The British researchers stressed the need for policy makers, educators, and doctors to deliver the message that completing a prescribed antibiotic course contributes to antibiotic resistance.
They noted that little evidence backs the “complete the course” suggestion given to patients for taking antibiotics and that it is “fallacious.” While the authors note that further evidence is needed to completely “drop” the message, they suggest an alternative advice of “stopping antibiotics when you feel better.”
Finishing antibiotic courses may increase risk of antibiotic resistance
The authors also admitted that their suggested advice might not apply to all infections.
“We’re not all saying that patients should stop when they feel like it or that patients should ignore their doctor’s advice,” said Tim Peto, co-author of the analysis and professor of medicine at the University of Oxford, according to CNN.
However, Peto said that ending a course of antibiotics to prevent resistance is a “counter-intuitive” view, backed with little evidence.

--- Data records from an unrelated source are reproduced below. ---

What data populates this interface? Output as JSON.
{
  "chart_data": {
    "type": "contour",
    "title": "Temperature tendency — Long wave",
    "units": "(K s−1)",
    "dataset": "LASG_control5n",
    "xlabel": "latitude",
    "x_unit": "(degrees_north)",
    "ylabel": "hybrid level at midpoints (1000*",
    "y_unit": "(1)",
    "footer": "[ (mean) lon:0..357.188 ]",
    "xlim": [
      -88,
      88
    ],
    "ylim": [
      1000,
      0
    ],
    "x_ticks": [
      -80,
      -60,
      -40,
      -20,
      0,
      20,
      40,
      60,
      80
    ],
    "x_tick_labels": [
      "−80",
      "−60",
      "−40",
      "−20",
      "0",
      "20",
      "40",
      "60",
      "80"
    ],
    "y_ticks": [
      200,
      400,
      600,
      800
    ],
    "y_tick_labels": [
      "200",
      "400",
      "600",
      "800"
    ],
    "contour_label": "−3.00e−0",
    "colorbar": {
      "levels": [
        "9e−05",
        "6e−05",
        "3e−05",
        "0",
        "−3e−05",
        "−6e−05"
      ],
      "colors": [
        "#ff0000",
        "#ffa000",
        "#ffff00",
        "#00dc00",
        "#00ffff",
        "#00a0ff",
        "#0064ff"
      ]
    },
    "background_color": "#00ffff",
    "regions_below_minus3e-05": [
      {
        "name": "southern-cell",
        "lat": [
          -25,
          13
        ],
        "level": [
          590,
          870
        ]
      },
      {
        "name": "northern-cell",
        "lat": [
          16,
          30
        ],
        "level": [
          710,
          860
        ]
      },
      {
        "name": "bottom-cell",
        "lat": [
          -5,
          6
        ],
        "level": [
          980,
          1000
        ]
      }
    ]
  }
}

Overall, he believes that there’s not enough information for doctors to know how long antibiotics should be prescribed for.
“Historically, antibiotic courses were set by precedent, driven by fear of undertreatment, with less concern about overuse,” wrote the researchers, who were led by Martin Llewelyn of Brighton and Sussex Medical School. “There is, however, little evidence that currently recommended durations are minimums, below which patients will be at increased risk of treatment failure.”

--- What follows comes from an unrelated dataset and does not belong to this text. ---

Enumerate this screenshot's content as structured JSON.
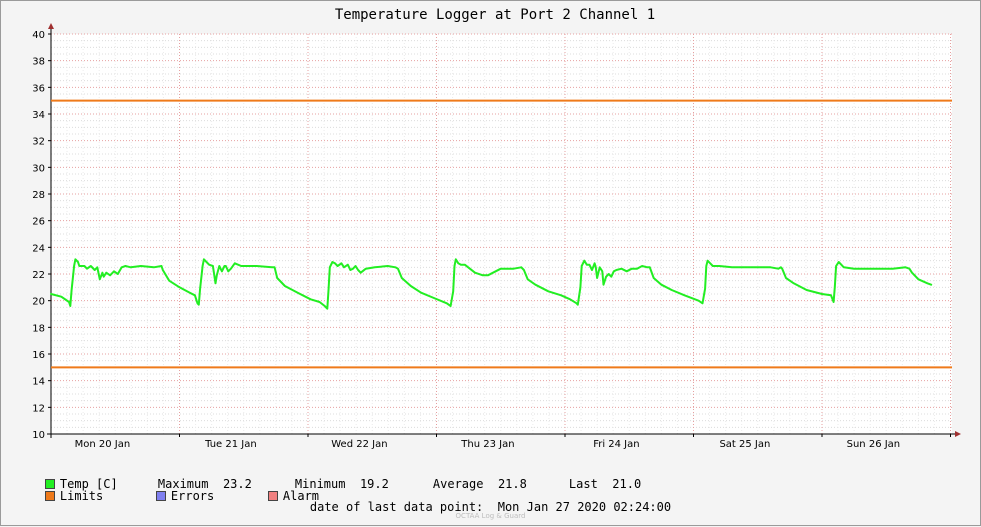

Last year, a study determined that doctors were overprescribing patients with antibiotics. In a review of prescriptions handed from 2010 to 2011, the researchers found that 262 million patients were prescribed antibiotics in that time frame, suggesting that at least 30 percent of those prescriptions were unnecessary.
Lengthy antibiotic courses may have originated in the dawn of the antibiotic era
According to the Centers for Disease Control and Prevention, antibiotic resistance affects around 2 million people in the U.S. and kills more than 23,000 each year. Unnecessary prescriptions cause most of these cases.
The authors of the new analysis believe that recommendations for antibiotic durations come from poor evidence that can be traced back to the dawn of the antibiotic era after penicillin entered in the 1940s.
“When Howard Florey’s team treated Albert Alexander’s staphylococcal sepsis with penicillin in 1941 they eked out all the penicillin they had over four days by repeatedly recovering the drug from his urine,” wrote the authors. “When the drug ran out, the clinical improvement they had noted reversed and he subsequently succumbed to his infection.”
The authors added that no evidence happened because of antibiotic resistance, but the experience may have created the idea that prolonged therapy was necessary to avoid treatment failure.
The analysis concludes by saying that more research is needed to establish the most appropriate message when it comes to antibiotic treatment duration and that public education should highlight that antibiotic resistance is the result of overuse and that it can’t be prevented by completing a course.